エラストマー素材で作られた自立動作する虫形ロボットはハエ叩きにも負けない

自然はロボティクスのインスピレーションの源となることが多い。しかし実際のプロダクトに結実する例は非常に稀だ。それでも我々は少しずつ自然に近づいている。ここで紹介する小さな虫形ロボットはソフト素材で作られており、1gくらいしかない。それでも素早く動くことができ、ある程度の知能を備えており、なんとハエ叩きで叩かれても生き延びる。

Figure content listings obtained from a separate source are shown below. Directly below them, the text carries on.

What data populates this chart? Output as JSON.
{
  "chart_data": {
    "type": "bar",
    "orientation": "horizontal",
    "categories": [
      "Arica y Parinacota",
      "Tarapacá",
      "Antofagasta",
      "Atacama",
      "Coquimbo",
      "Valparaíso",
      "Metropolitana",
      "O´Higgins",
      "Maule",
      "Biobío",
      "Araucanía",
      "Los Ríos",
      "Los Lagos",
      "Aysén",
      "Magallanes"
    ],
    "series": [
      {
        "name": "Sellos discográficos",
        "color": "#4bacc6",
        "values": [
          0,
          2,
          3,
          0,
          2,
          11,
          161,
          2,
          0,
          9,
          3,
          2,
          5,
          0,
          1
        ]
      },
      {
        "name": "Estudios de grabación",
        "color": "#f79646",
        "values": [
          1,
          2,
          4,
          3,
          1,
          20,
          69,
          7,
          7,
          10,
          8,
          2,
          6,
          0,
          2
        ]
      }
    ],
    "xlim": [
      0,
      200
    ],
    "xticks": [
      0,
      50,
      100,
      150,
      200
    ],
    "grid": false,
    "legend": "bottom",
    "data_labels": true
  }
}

マイクロロボットは妥協の産物だ。素早く動けるが外部動力が必要、知能を備えているが遠隔操縦が必要、消費エネルギーが極小だが素早く動けず、知能も低いなどだ。

誘電エラストマー・アクチュエータ(Dielectric Elastomer Actuators)の頭文字をとってDEAnsectと呼ばれるこの虫形ロボットは運動能力、知能、省エネを同時に達成しようという野心的な試みだ。もちろんそれぞれの能力は極小サイズによって限定されている。

ロボットは小さな3本の脚を動かして運動する。脚に流れる電流がエラストマー素材を変形させることでロボットを前に引きずるかたちになる。1回の動きはごく小さいが毎秒何回も繰り返されるため、我々の目にはロボットはかなりのスピードで前進するように見える。速度は毎秒体長の30%ほどで、これはキッチンに出没するアブラムシやクモほどの素早さではないが、ほかのミニロボットに比べれば十分に速い。

しかし最も重要なのは誘電エラストマーの採用によりエネルギー効率と堅牢さが飛躍的に上昇した点だろう。DEAnsectは19mgの本体の5倍の重さになるバッテリーと電子回路を内蔵できる。電子回路はごく簡単なものだが、それでも初歩的な自立動作が可能だ。 例えば、極小の光学センサーからの情報で白地の上に引かれた黒い線をたどって移動するなどが可能だ。

堅牢さでいえば、トップのGIF画像でご覧のとおり家庭用のハエ叩きで叩かれても作動を続ける。もちろんぺちゃんこになった後はその場所から剥がさねばならないが、その後はまた問題なく作動を続ける。

極小のサイズと能力からして、このロボットが実行できる実用性あるタスクはいまのところ見つかっていない。しかしソフト素材によるロボティクスの分野に大きな可能性を感じさせる成果といっていいだろう。

DEAnsectはXiaobin Ji(シャオビン・ジ)氏とMatthias Imboden(マティアス・インボーデン)氏のチームがEPFL(スイス連邦工科大学)Soft Transducers Lab(ソフト・トランスデューサ・ラボ)で開発した。本日12月18日、詳細がScience Roboticsに発表された。

【Japan編集部追記】上記Scince Roboticsのリンク先にはビデオが3本公開されており、ロボットが8の字の線をたどる、誘電エラストマーの伸縮、ハエ叩きで叩かれた前後がそれぞれ撮影されている。ロボットはハエ叩きで叩かれると変形して動けなくなるが、その場から持ち上げられるとまた動き出している。